For instance, great importance has been attached to the “corridor” portion of CPEC (which is roughly US$11 billion, or 25 percent of the total) and time and again Pakistan authorities have predicted the economic boom this corridor will yield in the near future. For China, however, the cost of transferring goods from Pakistan to its main population and industrial centers will end up much higher than what it has to defray currently, according to the analyst.
Consider this: the 887km National Highway-35, which is the Pakistani portion of the Karakoram Highway (KKH), will link the Gwadar port to Kashgar. However, the distance from Kashgar to China’s main population centers such as Guangzhou, with a population of nearly 45 million, is 5,554 km. Similarly, the largest mainland industrial center in China is Beijing and Beijing is 4,357 km from Kashgar.
Given the distance between Gwadar and China’s main population and industrial centers, transport of goods from and to Gwadar makes no economic sense. And given that China has more than 2,000 ports of which 130 are open to foreign ships and that China’s largest metropolitan areas and its industrial hubs are all only a few hundred kilometers from China’s ports, transport of goods via land route makes least viable economic sense.

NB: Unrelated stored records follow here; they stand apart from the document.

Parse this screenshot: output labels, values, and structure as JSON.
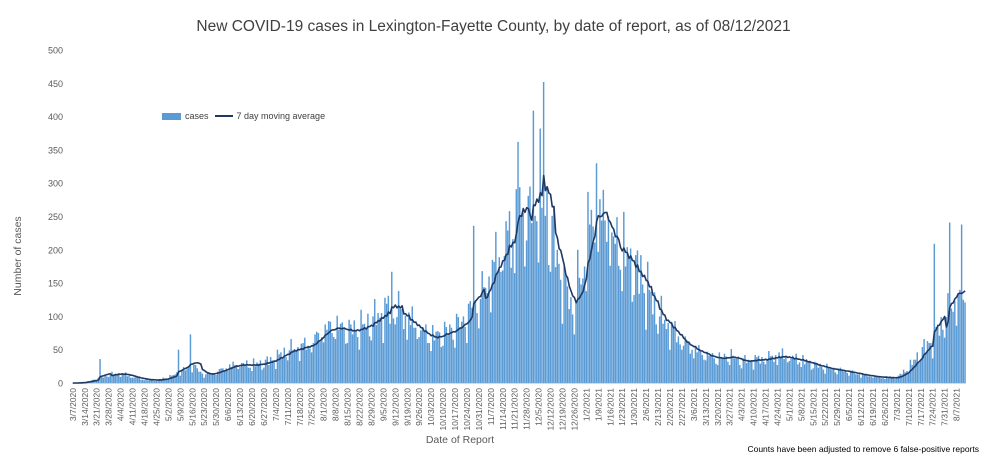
{
  "title": "New COVID-19 cases in Lexington-Fayette County, by date of report, as of 08/12/2021",
  "footnote": "Counts have been adjusted to remove 6 false-positive reports",
  "colors": {
    "bars": "#5b9bd5",
    "line": "#1f3864",
    "text": "#595959"
  },
  "chart_data": {
    "type": "bar",
    "title": "New COVID-19 cases in Lexington-Fayette County, by date of report, as of 08/12/2021",
    "xlabel": "Date of Report",
    "ylabel": "Number of cases",
    "ylim": [
      0,
      500
    ],
    "yticks": [
      0,
      50,
      100,
      150,
      200,
      250,
      300,
      350,
      400,
      450,
      500
    ],
    "grid": false,
    "legend": "upper-left",
    "x_start": "3/7/2020",
    "x_end": "8/12/2021",
    "xtick_labels": [
      "3/7/2020",
      "3/14/2020",
      "3/21/2020",
      "3/28/2020",
      "4/4/2020",
      "4/11/2020",
      "4/18/2020",
      "4/25/2020",
      "5/2/2020",
      "5/9/2020",
      "5/16/2020",
      "5/23/2020",
      "5/30/2020",
      "6/6/2020",
      "6/13/2020",
      "6/20/2020",
      "6/27/2020",
      "7/4/2020",
      "7/11/2020",
      "7/18/2020",
      "7/25/2020",
      "8/1/2020",
      "8/8/2020",
      "8/15/2020",
      "8/22/2020",
      "8/29/2020",
      "9/5/2020",
      "9/12/2020",
      "9/19/2020",
      "9/26/2020",
      "10/3/2020",
      "10/10/2020",
      "10/17/2020",
      "10/24/2020",
      "10/31/2020",
      "11/7/2020",
      "11/14/2020",
      "11/21/2020",
      "11/28/2020",
      "12/5/2020",
      "12/12/2020",
      "12/19/2020",
      "12/26/2020",
      "1/2/2021",
      "1/9/2021",
      "1/16/2021",
      "1/23/2021",
      "1/30/2021",
      "2/6/2021",
      "2/13/2021",
      "2/20/2021",
      "2/27/2021",
      "3/6/2021",
      "3/13/2021",
      "3/20/2021",
      "3/27/2021",
      "4/3/2021",
      "4/10/2021",
      "4/17/2021",
      "4/24/2021",
      "5/1/2021",
      "5/8/2021",
      "5/15/2021",
      "5/22/2021",
      "5/29/2021",
      "6/5/2021",
      "6/12/2021",
      "6/19/2021",
      "6/26/2021",
      "7/3/2021",
      "7/10/2021",
      "7/17/2021",
      "7/24/2021",
      "7/31/2021",
      "8/7/2021"
    ],
    "series": [
      {
        "name": "cases",
        "kind": "bar",
        "weekly_pattern": [
          0.72,
          1.15,
          1.12,
          1.08,
          1.05,
          1.0,
          0.88
        ],
        "anchors": [
          [
            "3/7/2020",
            0
          ],
          [
            "3/14/2020",
            1
          ],
          [
            "3/21/2020",
            6
          ],
          [
            "3/28/2020",
            12
          ],
          [
            "4/4/2020",
            14
          ],
          [
            "4/11/2020",
            9
          ],
          [
            "4/18/2020",
            5
          ],
          [
            "4/25/2020",
            4
          ],
          [
            "5/2/2020",
            8
          ],
          [
            "5/9/2020",
            16
          ],
          [
            "5/16/2020",
            26
          ],
          [
            "5/23/2020",
            12
          ],
          [
            "5/30/2020",
            16
          ],
          [
            "6/6/2020",
            24
          ],
          [
            "6/13/2020",
            28
          ],
          [
            "6/20/2020",
            26
          ],
          [
            "6/27/2020",
            30
          ],
          [
            "7/4/2020",
            36
          ],
          [
            "7/11/2020",
            48
          ],
          [
            "7/18/2020",
            52
          ],
          [
            "7/25/2020",
            58
          ],
          [
            "8/1/2020",
            78
          ],
          [
            "8/8/2020",
            84
          ],
          [
            "8/15/2020",
            78
          ],
          [
            "8/22/2020",
            80
          ],
          [
            "8/29/2020",
            90
          ],
          [
            "9/5/2020",
            104
          ],
          [
            "9/12/2020",
            112
          ],
          [
            "9/19/2020",
            94
          ],
          [
            "9/26/2020",
            80
          ],
          [
            "10/3/2020",
            66
          ],
          [
            "10/10/2020",
            74
          ],
          [
            "10/17/2020",
            80
          ],
          [
            "10/24/2020",
            96
          ],
          [
            "10/31/2020",
            118
          ],
          [
            "11/7/2020",
            160
          ],
          [
            "11/14/2020",
            200
          ],
          [
            "11/21/2020",
            228
          ],
          [
            "11/28/2020",
            250
          ],
          [
            "12/5/2020",
            282
          ],
          [
            "12/12/2020",
            230
          ],
          [
            "12/19/2020",
            150
          ],
          [
            "12/26/2020",
            105
          ],
          [
            "1/2/2021",
            190
          ],
          [
            "1/9/2021",
            258
          ],
          [
            "1/16/2021",
            210
          ],
          [
            "1/23/2021",
            195
          ],
          [
            "1/30/2021",
            170
          ],
          [
            "2/6/2021",
            140
          ],
          [
            "2/13/2021",
            102
          ],
          [
            "2/20/2021",
            82
          ],
          [
            "2/27/2021",
            62
          ],
          [
            "3/6/2021",
            50
          ],
          [
            "3/13/2021",
            42
          ],
          [
            "3/20/2021",
            36
          ],
          [
            "3/27/2021",
            40
          ],
          [
            "4/3/2021",
            32
          ],
          [
            "4/10/2021",
            34
          ],
          [
            "4/17/2021",
            36
          ],
          [
            "4/24/2021",
            40
          ],
          [
            "5/1/2021",
            38
          ],
          [
            "5/8/2021",
            33
          ],
          [
            "5/15/2021",
            28
          ],
          [
            "5/22/2021",
            22
          ],
          [
            "5/29/2021",
            19
          ],
          [
            "6/5/2021",
            16
          ],
          [
            "6/12/2021",
            12
          ],
          [
            "6/19/2021",
            10
          ],
          [
            "6/26/2021",
            8
          ],
          [
            "7/3/2021",
            8
          ],
          [
            "7/10/2021",
            22
          ],
          [
            "7/17/2021",
            45
          ],
          [
            "7/24/2021",
            65
          ],
          [
            "7/31/2021",
            95
          ],
          [
            "8/7/2021",
            125
          ],
          [
            "8/12/2021",
            130
          ]
        ],
        "notable_values": [
          [
            "3/23/2020",
            36
          ],
          [
            "5/8/2020",
            50
          ],
          [
            "5/15/2020",
            73
          ],
          [
            "9/10/2020",
            167
          ],
          [
            "10/28/2020",
            236
          ],
          [
            "11/23/2020",
            362
          ],
          [
            "12/2/2020",
            409
          ],
          [
            "12/8/2020",
            452
          ],
          [
            "12/28/2020",
            200
          ],
          [
            "1/3/2021",
            287
          ],
          [
            "1/8/2021",
            330
          ],
          [
            "1/15/2021",
            250
          ],
          [
            "2/3/2021",
            192
          ],
          [
            "7/25/2021",
            209
          ],
          [
            "8/3/2021",
            241
          ],
          [
            "8/10/2021",
            238
          ]
        ]
      },
      {
        "name": "7 day moving average",
        "kind": "line",
        "values_from": "7-day trailing mean of cases"
      }
    ]
  }
}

Therefore, Farrukh argues, for instance if oil is transported from Gwadar to China’s population and industrial hubs, the cost would come out to be around US$70 per cubic meter as against the current cost of $10 per cubic meter. He further argues, “moving a barrel of oil from Ras al Tanura (in Saudi Arabia) to Shanghai in a two million barrel vessel moving at a speed of 23 km per hour at a ship rate of $80,000 per day will cost $0.90 a barrel, and moving a seaborne barrel of oil from Ras al Tanura to Gwadar and then overland to Chongqing will cost anywhere from a low of $7.15 to a high of $12.40 per barrel.” as
The cost of building the overland rail network connecting Pakistan and China has already jumped from US$3.56 billion to US$8 billion. Hence, the classic case of what the authors of the Oxford study have termed cost overruns and benefit shortfalls and overestimation of benefits and underestimation of costs.
How this high-cost transport of oil will impact China’s economy is not difficult to discern. Furthermore, this route will have the capacity to transport approximately only 175,000 barrels per day as against China’s need to import close to 8 million barrels per day at its peak efficiency. Given this capacity, 175,000 barrels a day means next to nothing for China’s economic needs. Hence the question: how viable and economically efficient this whole corridor will turn out to be for China in the long run?
While the ‘cost overrun and benefit shortfall’ will crucially impact Pakistan too, China does not stand to gain much of what it is being expected out of CPEC. Given the extremely poor performance of a great majority of such projects in China, the question that many economists and analysts in Pakistan and elsewhere are asking is: will CPEC be yet another addition to China’s already high proportion of non-performing loans and pile of debt?
While the case in hand, CPEC, does suggest that (over)investment in economically inviable infrastructural projects does not per se guarantee development, the said study has also brought forth many evidences that show the worrying side of China’s otherwise high-economic growth and the ultimate end it is headed to: financial and economic crisis. Hence the question for the countries seeking to jump on the China’s bandwagon: should they necessarily be basking in China’s ‘glory’?